O ministro Alexandre de Moraes, do STF, marcou o depoimento de Eduardo Bolsonaro para as 14h do dia 14 de abril. A sessão ocorre na ação em que a PGR acusa o ex-deputado federal de coação no curso do processo. O caso envolve articulações nos Estados Unidos em defesa de sanções ligadas à Lei Magnitsky.
Eduardo Bolsonaro está nos Estados Unidos. Como não indicou defesa, Moraes determinou a atuação da Defensoria Pública da União. O interrogatório será realizado por videoconferência, com o defensor público recebendo o link necessário para encaminhar a convocação.
O ministro autorizou a citação por edital, já que Eduardo estaria em local incerto e não sabido. A prática é prevista quando não há informação suficiente sobre o paradeiro do réu, conforme decisão de Moraes.

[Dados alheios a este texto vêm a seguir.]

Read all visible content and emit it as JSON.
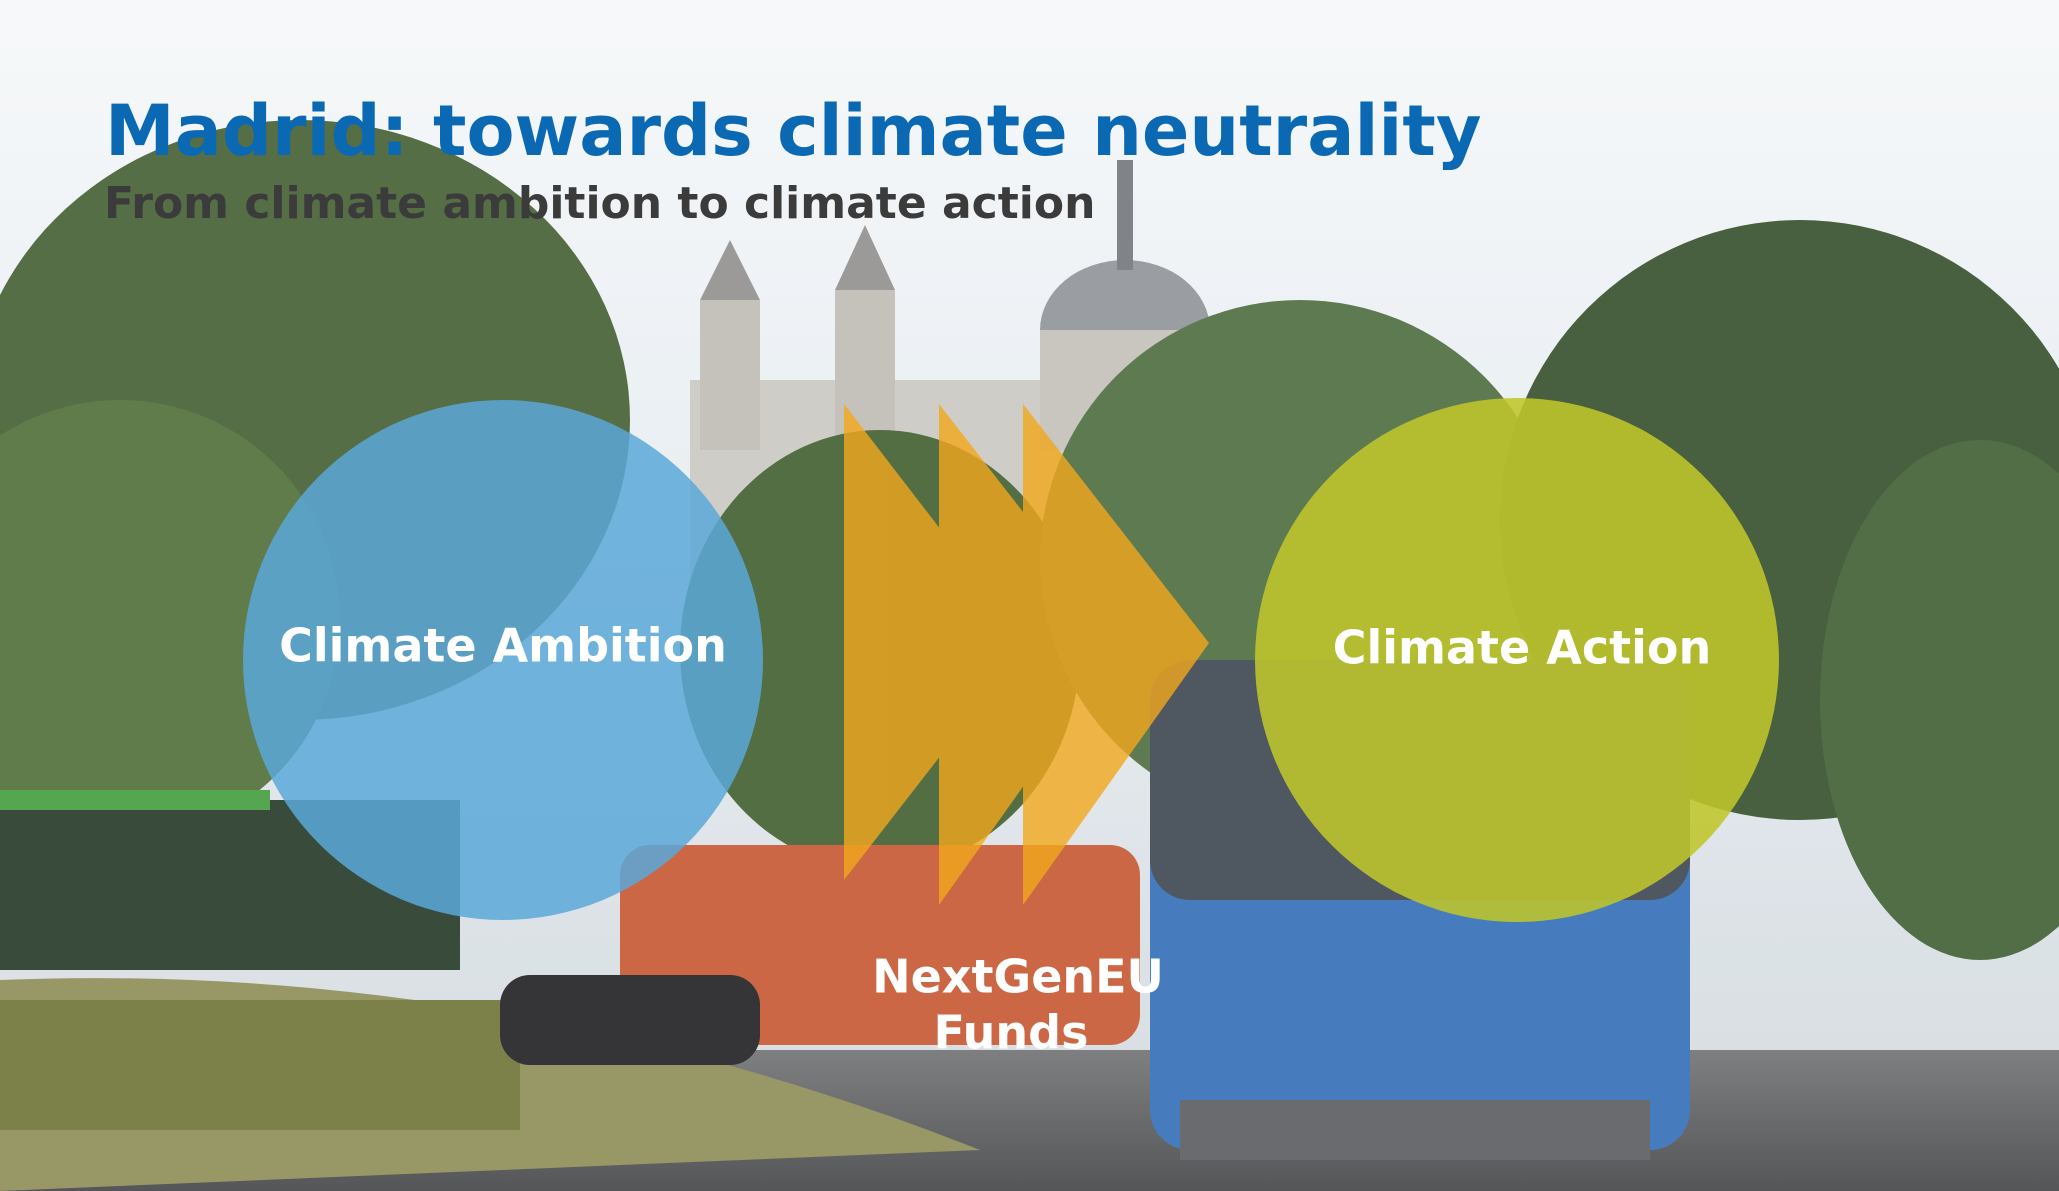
{
  "header": {
    "title": "Madrid: towards climate neutrality",
    "subtitle": "From climate ambition to climate action"
  },
  "diagram": {
    "nodes": [
      {
        "label": "Climate Ambition"
      },
      {
        "label": "Climate Action"
      }
    ],
    "connector": {
      "lines": [
        "NextGenEU",
        "Funds"
      ]
    }
  }
}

Situação processual e desdobramentos
Em casos anteriores, Moraes já sinalizou conhecimento sobre o país onde os investigados se encontram. No caso de Tagliaferro, a defesa questionou o uso do edital e sugeriu carta rogatória para intimação formal.
Na ação envolvendo Eduardo Bolsonaro, a defesa já discutiu meios diversos de intimação, sustentando que a cooperação internacional seria mais adequada. Os advogados, contudo, não participaram da audiência de instrução, o que levou Moraes a manter a designação de defensor público.